Joe Segal, my cantankerous friend and inadvertent mentor, died last week on Monday, August 10. He was a champion of creative music for more than 70 years. His once peripatetic Jazz Showcase—firmly settled at Dearborn Station since 2008—drew jazz fans from around the world like moths to a flame, and in 2015 he became only the second nightclub owner to be named an NEA Jazz Master. He was 94; even in a wheelchair, having been in ill health for the past several years, he still showed up at the club once in a while. He was dealt a good hand when it came to long life.
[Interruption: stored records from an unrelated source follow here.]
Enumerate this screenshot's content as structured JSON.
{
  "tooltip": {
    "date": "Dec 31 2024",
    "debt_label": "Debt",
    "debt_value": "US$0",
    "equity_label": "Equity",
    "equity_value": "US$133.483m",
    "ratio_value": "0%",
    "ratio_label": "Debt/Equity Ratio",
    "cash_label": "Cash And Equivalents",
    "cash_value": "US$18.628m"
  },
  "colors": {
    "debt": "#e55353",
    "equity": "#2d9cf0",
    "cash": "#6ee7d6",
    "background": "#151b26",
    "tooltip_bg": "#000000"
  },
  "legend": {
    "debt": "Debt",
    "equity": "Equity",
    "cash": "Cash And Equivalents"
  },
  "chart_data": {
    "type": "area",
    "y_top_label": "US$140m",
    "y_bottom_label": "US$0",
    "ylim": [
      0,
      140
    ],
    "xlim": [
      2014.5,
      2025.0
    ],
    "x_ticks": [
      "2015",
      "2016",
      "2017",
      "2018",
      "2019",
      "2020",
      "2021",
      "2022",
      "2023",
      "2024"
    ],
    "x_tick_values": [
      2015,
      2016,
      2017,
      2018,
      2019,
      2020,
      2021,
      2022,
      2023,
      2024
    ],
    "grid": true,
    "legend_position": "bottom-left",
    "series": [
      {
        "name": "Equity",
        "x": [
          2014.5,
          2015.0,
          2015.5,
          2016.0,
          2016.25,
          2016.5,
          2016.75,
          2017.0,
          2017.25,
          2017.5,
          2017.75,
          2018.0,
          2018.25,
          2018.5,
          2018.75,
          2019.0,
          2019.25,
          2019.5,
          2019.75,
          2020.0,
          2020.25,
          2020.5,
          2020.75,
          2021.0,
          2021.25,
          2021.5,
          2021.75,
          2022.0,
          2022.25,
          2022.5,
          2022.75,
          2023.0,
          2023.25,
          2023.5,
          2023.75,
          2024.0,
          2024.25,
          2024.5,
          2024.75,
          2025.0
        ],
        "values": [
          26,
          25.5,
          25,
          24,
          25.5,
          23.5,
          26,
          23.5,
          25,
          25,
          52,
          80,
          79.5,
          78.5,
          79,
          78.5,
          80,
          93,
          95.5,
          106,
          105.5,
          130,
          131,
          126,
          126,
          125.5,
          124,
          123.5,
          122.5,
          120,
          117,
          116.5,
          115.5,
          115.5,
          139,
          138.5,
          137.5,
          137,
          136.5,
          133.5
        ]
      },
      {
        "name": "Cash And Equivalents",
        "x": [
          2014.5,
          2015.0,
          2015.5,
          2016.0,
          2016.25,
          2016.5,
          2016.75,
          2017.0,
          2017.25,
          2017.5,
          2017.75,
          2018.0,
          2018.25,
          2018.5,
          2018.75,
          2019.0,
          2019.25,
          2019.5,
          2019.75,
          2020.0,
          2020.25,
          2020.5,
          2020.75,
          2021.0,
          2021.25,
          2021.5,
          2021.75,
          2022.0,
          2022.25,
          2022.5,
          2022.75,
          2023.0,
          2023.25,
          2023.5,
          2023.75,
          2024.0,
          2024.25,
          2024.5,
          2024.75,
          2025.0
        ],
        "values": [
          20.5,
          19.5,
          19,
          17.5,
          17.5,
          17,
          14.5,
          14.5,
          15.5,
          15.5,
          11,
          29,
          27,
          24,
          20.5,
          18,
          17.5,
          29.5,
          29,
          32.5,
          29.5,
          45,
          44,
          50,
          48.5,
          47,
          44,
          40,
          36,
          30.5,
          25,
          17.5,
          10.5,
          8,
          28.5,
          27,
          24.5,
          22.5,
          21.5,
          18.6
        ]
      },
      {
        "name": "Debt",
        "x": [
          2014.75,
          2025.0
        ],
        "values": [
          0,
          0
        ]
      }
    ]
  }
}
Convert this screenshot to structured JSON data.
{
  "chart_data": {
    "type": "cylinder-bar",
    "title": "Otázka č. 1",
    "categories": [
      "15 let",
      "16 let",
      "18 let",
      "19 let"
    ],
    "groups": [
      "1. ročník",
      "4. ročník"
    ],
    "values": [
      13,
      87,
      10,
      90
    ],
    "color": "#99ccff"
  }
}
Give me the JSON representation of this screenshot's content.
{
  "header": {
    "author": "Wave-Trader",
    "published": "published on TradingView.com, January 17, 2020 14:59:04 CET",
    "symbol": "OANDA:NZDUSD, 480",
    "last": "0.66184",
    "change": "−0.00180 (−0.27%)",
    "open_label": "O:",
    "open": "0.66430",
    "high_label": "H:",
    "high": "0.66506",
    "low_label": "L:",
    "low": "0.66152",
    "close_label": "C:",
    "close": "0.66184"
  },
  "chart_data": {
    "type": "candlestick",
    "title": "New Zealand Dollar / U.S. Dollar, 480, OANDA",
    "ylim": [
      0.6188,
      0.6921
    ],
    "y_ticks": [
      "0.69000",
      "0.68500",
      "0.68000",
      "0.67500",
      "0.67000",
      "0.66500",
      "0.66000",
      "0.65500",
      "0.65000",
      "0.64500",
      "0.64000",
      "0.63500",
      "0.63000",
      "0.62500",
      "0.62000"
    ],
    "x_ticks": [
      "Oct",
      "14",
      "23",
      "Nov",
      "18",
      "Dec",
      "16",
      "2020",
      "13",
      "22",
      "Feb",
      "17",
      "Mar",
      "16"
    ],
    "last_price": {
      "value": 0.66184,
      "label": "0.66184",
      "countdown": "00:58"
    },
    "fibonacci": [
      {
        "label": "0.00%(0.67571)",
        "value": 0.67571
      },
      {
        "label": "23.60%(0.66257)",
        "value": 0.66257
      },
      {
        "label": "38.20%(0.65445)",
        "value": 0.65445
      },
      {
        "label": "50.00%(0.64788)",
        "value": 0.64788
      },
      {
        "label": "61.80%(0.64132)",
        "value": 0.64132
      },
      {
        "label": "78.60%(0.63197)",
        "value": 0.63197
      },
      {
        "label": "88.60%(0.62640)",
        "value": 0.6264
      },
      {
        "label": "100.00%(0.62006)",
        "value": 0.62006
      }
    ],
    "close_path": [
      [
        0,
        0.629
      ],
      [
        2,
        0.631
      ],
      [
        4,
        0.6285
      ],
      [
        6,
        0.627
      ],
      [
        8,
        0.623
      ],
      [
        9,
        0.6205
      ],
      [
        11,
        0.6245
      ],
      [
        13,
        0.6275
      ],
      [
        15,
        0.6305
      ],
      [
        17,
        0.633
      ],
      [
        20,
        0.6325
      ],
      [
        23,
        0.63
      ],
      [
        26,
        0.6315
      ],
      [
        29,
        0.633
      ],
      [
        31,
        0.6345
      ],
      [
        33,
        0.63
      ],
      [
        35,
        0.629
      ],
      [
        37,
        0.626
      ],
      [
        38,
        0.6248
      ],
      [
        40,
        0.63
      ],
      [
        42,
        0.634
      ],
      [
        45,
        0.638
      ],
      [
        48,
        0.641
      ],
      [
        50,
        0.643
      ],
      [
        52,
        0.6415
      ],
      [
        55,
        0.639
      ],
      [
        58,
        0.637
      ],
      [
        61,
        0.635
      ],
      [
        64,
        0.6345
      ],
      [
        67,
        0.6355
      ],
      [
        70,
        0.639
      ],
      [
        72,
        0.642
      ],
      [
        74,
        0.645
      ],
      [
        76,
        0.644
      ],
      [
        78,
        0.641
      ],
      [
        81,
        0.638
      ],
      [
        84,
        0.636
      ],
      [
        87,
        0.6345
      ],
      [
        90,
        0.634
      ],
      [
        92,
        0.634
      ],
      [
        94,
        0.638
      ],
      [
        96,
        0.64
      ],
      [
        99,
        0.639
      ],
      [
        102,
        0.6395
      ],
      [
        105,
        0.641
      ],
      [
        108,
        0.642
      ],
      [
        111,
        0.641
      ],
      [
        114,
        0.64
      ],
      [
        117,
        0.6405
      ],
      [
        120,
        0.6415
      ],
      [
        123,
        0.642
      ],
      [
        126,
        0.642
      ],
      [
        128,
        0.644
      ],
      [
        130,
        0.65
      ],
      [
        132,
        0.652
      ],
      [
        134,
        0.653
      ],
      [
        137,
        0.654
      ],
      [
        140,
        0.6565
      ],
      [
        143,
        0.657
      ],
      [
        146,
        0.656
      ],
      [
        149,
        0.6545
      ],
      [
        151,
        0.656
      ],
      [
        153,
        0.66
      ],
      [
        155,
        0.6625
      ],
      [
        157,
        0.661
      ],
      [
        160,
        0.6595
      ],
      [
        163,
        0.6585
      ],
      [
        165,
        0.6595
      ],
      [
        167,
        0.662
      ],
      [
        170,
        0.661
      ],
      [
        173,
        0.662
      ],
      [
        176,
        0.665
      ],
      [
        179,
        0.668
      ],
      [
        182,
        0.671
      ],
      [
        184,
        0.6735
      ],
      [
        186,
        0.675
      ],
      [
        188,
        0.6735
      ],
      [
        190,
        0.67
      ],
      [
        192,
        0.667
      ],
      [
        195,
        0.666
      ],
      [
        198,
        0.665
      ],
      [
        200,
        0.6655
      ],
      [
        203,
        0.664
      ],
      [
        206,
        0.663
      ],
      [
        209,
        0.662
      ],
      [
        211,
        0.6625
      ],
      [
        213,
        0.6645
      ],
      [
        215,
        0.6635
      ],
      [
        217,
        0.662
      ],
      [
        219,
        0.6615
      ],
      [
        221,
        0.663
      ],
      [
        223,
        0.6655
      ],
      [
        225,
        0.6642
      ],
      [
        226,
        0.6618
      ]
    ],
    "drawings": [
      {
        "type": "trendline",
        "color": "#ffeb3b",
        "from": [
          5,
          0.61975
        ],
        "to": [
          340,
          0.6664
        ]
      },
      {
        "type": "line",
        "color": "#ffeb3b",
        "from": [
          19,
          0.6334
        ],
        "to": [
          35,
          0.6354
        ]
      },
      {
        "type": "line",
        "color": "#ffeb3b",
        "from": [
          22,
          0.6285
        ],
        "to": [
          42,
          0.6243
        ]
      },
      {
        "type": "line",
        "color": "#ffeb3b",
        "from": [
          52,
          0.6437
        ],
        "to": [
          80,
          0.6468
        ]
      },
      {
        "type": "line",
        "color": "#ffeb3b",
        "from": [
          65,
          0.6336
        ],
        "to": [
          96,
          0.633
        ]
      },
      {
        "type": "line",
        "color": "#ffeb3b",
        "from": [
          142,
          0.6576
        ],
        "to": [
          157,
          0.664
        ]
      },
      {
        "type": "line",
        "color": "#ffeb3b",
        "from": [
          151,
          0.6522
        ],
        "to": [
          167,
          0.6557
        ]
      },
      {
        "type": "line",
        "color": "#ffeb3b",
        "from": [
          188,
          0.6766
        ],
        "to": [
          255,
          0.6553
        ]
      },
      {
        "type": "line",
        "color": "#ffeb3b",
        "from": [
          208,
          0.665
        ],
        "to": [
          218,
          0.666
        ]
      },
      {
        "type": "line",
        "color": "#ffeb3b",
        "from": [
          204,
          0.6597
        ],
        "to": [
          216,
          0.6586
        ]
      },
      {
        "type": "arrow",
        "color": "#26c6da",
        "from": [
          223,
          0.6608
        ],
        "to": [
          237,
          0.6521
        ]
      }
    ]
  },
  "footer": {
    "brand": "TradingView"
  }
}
His impact on the Chicago entertainment scene is nearly incalculable. Even when such high-end jazz clubs as the London House and Mr. Kelly’s ruled the city’s nightclub scene—booking the likes of Basie and Ellington, Oscar Peterson and Sarah Vaughan—Joe made sure to bring in equally important artists less well-known to the general public: Dexter Gordon, Claudio Roditi, Eddie Harris, the Thad Jones-Mel Lewis Orchestra (direct from their famous Monday-night blasts at New York’s Village Vanguard). These were the sort of artists still striving each night, the true inheritors of the jazz flame: the musicians referred to over and over by the fans paying homage to Joe online. They returned to play the Showcase regularly, and during the lean years for jazz, the Showcase ensured the steady appearance of such major stars in what coastal booking agents wrote off as “flyover country.” Chicago didn’t lack for homegrown talent, but Joe kept us supplied with the music’s larger history.
As one longtime Chicago trumpeter and Segal pal said to me this week, with a hearty guffaw: “Well, Joe was Joe! What else can you say?”